Heart failure is another more common complication associated with AFib. The quivering heartbeat and heart beating out of time can cause the heart to have to work harder to pump more effectively. Over time, this can result in heart failure. This means the heart has difficulty circulating enough blood to meet your body’s needs.
Many treatments for AFib exist that range from oral medications to surgery. First, it’s important to determine what is causing the AFib in the first place. For example, conditions like sleep apnea or thyroid disorders can cause AFib. If a doctor can prescribe treatments to correct the underlying disorder, your AFib may go away as a result.
Many people with AFib take medicines that help the heart maintain a normal rate and rhythm. Examples include:
- amiodarone (Cordarone)
- digoxin (Lanoxin)
- dofetilide (Tikosyn)
- propafenone (Rythmol)
- sotalol (Betapace)
Doctors may also prescribe blood-thinning medications to reduce your risk of developing a clot that could cause a stroke. Examples of these medications include:
Doctors can also prescribe medications to ideally cardiovert (restore your heart to normal rhythm) your heart. Some of these medicines are administered intravenously, while others are taken by mouth. If your heart starts beating very rapidly, your doctor may admit you to a hospital until the medicines control your heart rate.
For others, the cause may be unknown or related to conditions that directly weaken the heart. If you are healthy enough, your doctor may recommend a procedure called electrical cardioversion. This involves delivering an electric shock to your heart to reset its rhythm. During this procedure, you are given sedative medications, so you aren’t usually aware of the shock. Sometimes your doctor will prescribe blood-thinning medicines or perform a procedure called a transesophageal echocardiogram (TEE) before cardioversion to ensure there aren’t any blood clots in your heart that could lead to stroke.
If cardioversion or taking medications doesn’t control AFib, a doctor may recommend other procedures. This may include a catheter ablation, where a catheter is threaded through an artery in the wrist or groin. The catheter can be directed toward areas of the heart that are disturbing electrical activity. A doctor can ablate, or destroy, the small area of tissue that’s causing the irregular signals.
Another procedure called the maze procedure can be performed in conjunction with open-heart surgery, such as a heart bypass or valve replacement. This procedure involves creating scar tissue in the heart so irregular electrical impulses can’t transmit.
Some people may also require a pacemaker to help their heart stay in rhythm. Doctors may implant a pacemaker after an AV node ablation. The AV node is the heart’s main pacemaker, but can transmit irregular signals when a person has AFib. Doctors can damage the tissue where the AV node is and implant the pacemaker to transmit correct heart rhythm signals.

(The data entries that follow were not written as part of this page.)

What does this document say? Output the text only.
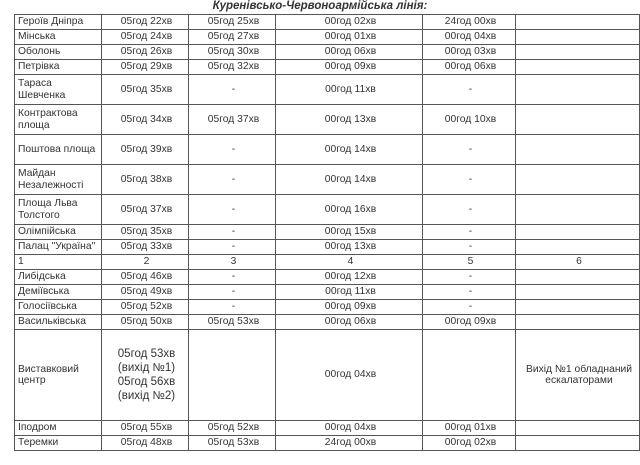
Куренівсько-Червоноармійська лінія:
Героїв Дніпра	05год 22хв	05год 25хв	00год 02хв	24год 00хв	
Мінська	05год 24хв	05год 27хв	00год 01хв	00год 04хв	
Оболонь	05год 26хв	05год 30хв	00год 06хв	00год 03хв	
Петрівка	05год 29хв	05год 32хв	00год 09хв	00год 06хв	
Тараса Шевченка	05год 35хв	-	00год 11хв	-	
Контрактова площа	05год 34хв	05год 37хв	00год 13хв	00год 10хв	
Поштова площа	05год 39хв	-	00год 14хв	-	
Майдан Незалежності	05год 38хв	-	00год 14хв	-	
Площа Льва Толстого	05год 37хв	-	00год 16хв	-	
Олімпійська	05год 35хв	-	00год 15хв	-	
Палац "Україна"	05год 33хв	-	00год 13хв	-	
1	2	3	4	5	6
Либідська	05год 46хв	-	00год 12хв	-	
Деміївська	05год 49хв	-	00год 11хв	-	
Голосіївська	05год 52хв	-	00год 09хв	-	
Васильківська	05год 50хв	05год 53хв	00год 06хв	00год 09хв	
Виставковий центр	05год 53хв (вихід №1) 05год 56хв (вихід №2)		00год 04хв		Вихід №1 обладнаний ескалаторами
Іподром	05год 55хв	05год 52хв	00год 04хв	00год 01хв	
Теремки	05год 48хв	05год 53хв	24год 00хв	00год 02хв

Practicing a heart-healthy lifestyle is vital when you have AFib. Conditions like high blood pressure and heart disease can increase your risk for AFib. By protecting your heart, you may be able to prevent the condition from occurring. Examples of steps you can take to prevent AFib include:
- Stop smoking.
- Eat a heart-healthy diet that’s low in saturated fat, salt, cholesterol, and trans fats.
- Eat foods that are high in nutrients, including whole grains, vegetables, fruits, and low-fat dairy and protein sources.

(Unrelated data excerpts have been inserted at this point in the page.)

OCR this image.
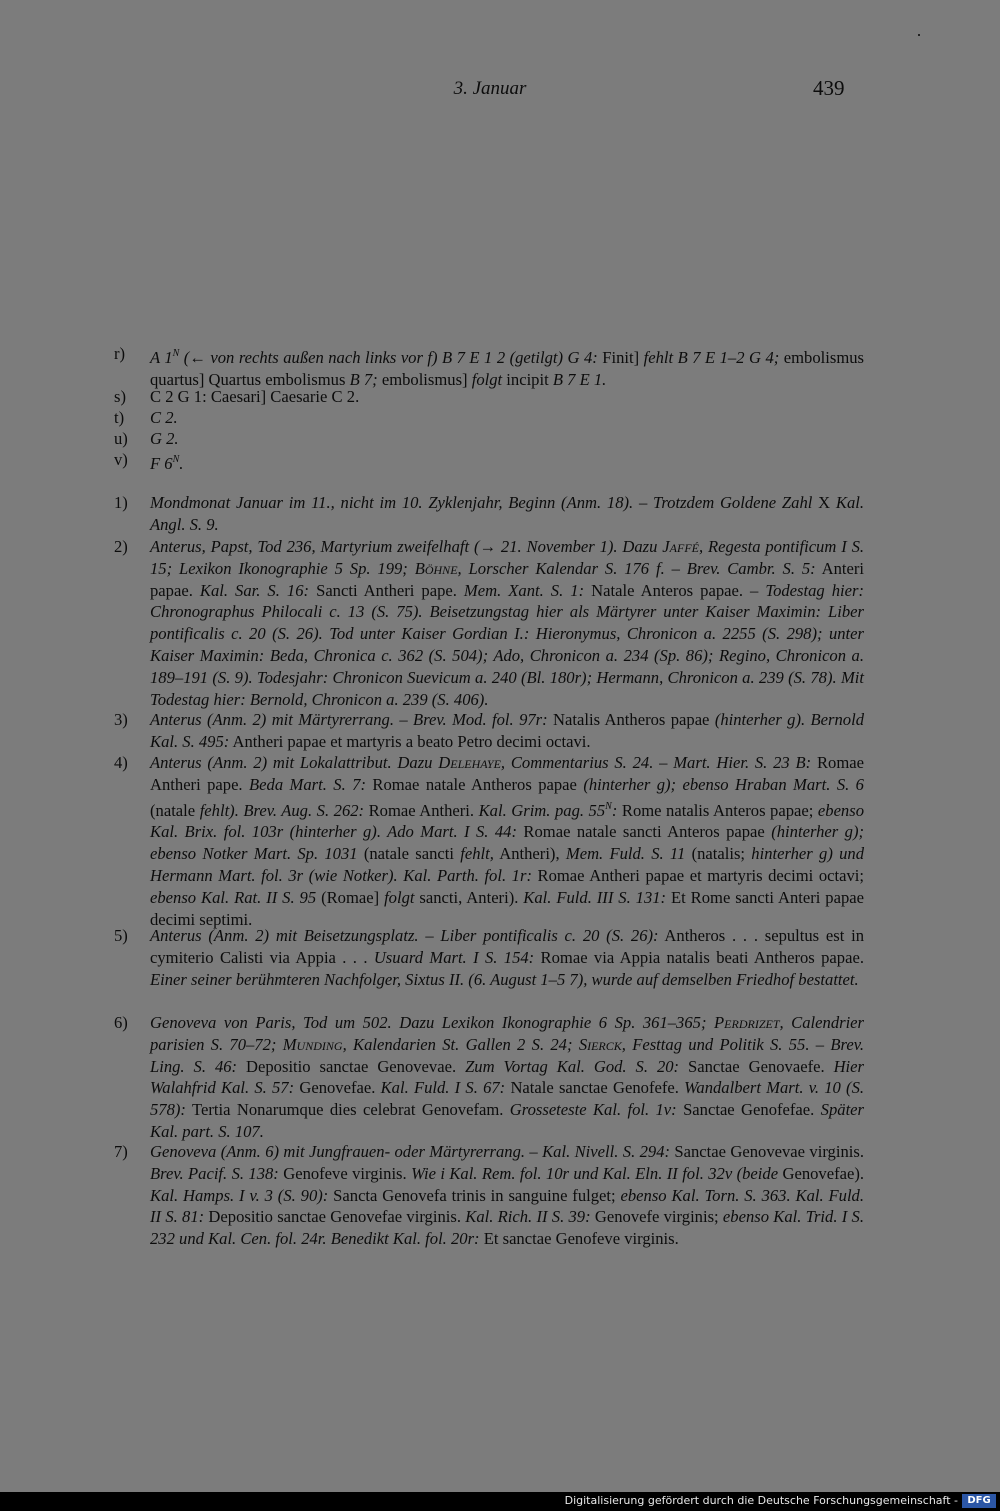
3. Januar	439
r) A $1^N$ (← von rechts außen nach links vor f) B 7 E 1 2 (getilgt) G 4: Finit] fehlt B 7 E 1–2 G 4; embolismus quartus] Quartus embolismus B 7; embolismus] folgt incipit B 7 E 1.
s) C 2 G 1: Caesari] Caesarie C 2.
t) C 2.
u) G 2.
v) F $6^N$.
1) Mondmonat Januar im 11., nicht im 10. Zyklenjahr, Beginn (Anm. 18). – Trotzdem Goldene Zahl X Kal. Angl. S. 9.
2) Anterus, Papst, Tod 236, Martyrium zweifelhaft (→ 21. November 1). Dazu Jaffé, Regesta pontificum I S. 15; Lexikon Ikonographie 5 Sp. 199; Böhne, Lorscher Kalendar S. 176 f. – Brev. Cambr. S. 5: Anteri papae. Kal. Sar. S. 16: Sancti Antheri pape. Mem. Xant. S. 1: Natale Anteros papae. – Todestag hier: Chronographus Philocali c. 13 (S. 75). Beisetzungstag hier als Märtyrer unter Kaiser Maximin: Liber pontificalis c. 20 (S. 26). Tod unter Kaiser Gordian I.: Hieronymus, Chronicon a. 2255 (S. 298); unter Kaiser Maximin: Beda, Chronica c. 362 (S. 504); Ado, Chronicon a. 234 (Sp. 86); Regino, Chronicon a. 189–191 (S. 9). Todesjahr: Chronicon Suevicum a. 240 (Bl. 180r); Hermann, Chronicon a. 239 (S. 78). Mit Todestag hier: Bernold, Chronicon a. 239 (S. 406).
3) Anterus (Anm. 2) mit Märtyrerrang. – Brev. Mod. fol. 97r: Natalis Antheros papae (hinterher g). Bernold Kal. S. 495: Antheri papae et martyris a beato Petro decimi octavi.
4) Anterus (Anm. 2) mit Lokalattribut. Dazu Delehaye, Commentarius S. 24. – Mart. Hier. S. 23 B: Romae Antheri pape. Beda Mart. S. 7: Romae natale Antheros papae (hinterher g); ebenso Hraban Mart. S. 6 (natale fehlt). Brev. Aug. S. 262: Romae Antheri. Kal. Grim. pag. $55^N$: Rome natalis Anteros papae; ebenso Kal. Brix. fol. 103r (hinterher g). Ado Mart. I S. 44: Romae natale sancti Anteros papae (hinterher g); ebenso Notker Mart. Sp. 1031 (natale sancti fehlt, Antheri), Mem. Fuld. S. 11 (natalis; hinterher g) und Hermann Mart. fol. 3r (wie Notker). Kal. Parth. fol. 1r: Romae Antheri papae et martyris decimi octavi; ebenso Kal. Rat. II S. 95 (Romae] folgt sancti, Anteri). Kal. Fuld. III S. 131: Et Rome sancti Anteri papae decimi septimi.
5) Anterus (Anm. 2) mit Beisetzungsplatz. – Liber pontificalis c. 20 (S. 26): Antheros . . . sepultus est in cymiterio Calisti via Appia . . . Usuard Mart. I S. 154: Romae via Appia natalis beati Antheros papae. Einer seiner berühmteren Nachfolger, Sixtus II. (6. August 1–5 7), wurde auf demselben Friedhof bestattet.
6) Genoveva von Paris, Tod um 502. Dazu Lexikon Ikonographie 6 Sp. 361–365; Perdrizet, Calendrier parisien S. 70–72; Munding, Kalendarien St. Gallen 2 S. 24; Sierck, Festtag und Politik S. 55. – Brev. Ling. S. 46: Depositio sanctae Genovevae. Zum Vortag Kal. God. S. 20: Sanctae Genovaefe. Hier Walahfrid Kal. S. 57: Genovefae. Kal. Fuld. I S. 67: Natale sanctae Genofefe. Wandalbert Mart. v. 10 (S. 578): Tertia Nonarumque dies celebrat Genovefam. Grosseteste Kal. fol. 1v: Sanctae Genofefae. Später Kal. part. S. 107.
7) Genoveva (Anm. 6) mit Jungfrauen- oder Märtyrerrang. – Kal. Nivell. S. 294: Sanctae Genovevae virginis. Brev. Pacif. S. 138: Genofeve virginis. Wie i Kal. Rem. fol. 10r und Kal. Eln. II fol. 32v (beide Genovefae). Kal. Hamps. I v. 3 (S. 90): Sancta Genovefa trinis in sanguine fulget; ebenso Kal. Torn. S. 363. Kal. Fuld. II S. 81: Depositio sanctae Genovefae virginis. Kal. Rich. II S. 39: Genovefe virginis; ebenso Kal. Trid. I S. 232 und Kal. Cen. fol. 24r. Benedikt Kal. fol. 20r: Et sanctae Genofeve virginis.
Digitalisierung gefördert durch die Deutsche Forschungsgemeinschaft - DFG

- Engage in regular physical activity that helps you maintain a healthy weight for your size and frame.
- Get your blood pressure checked regularly, and see a doctor if it is higher than 140/90.
- Avoid foods and activities that are known to trigger your AFib. Examples include drinking alcohol and caffeine, eating foods that have monosodium glutamate (MSG), and engaging in intense exercise.
However, it’s possible to follow all these steps and not prevent AFib. A healthy lifestyle will, however, enhance your overall health and prognosis if you do have AFib.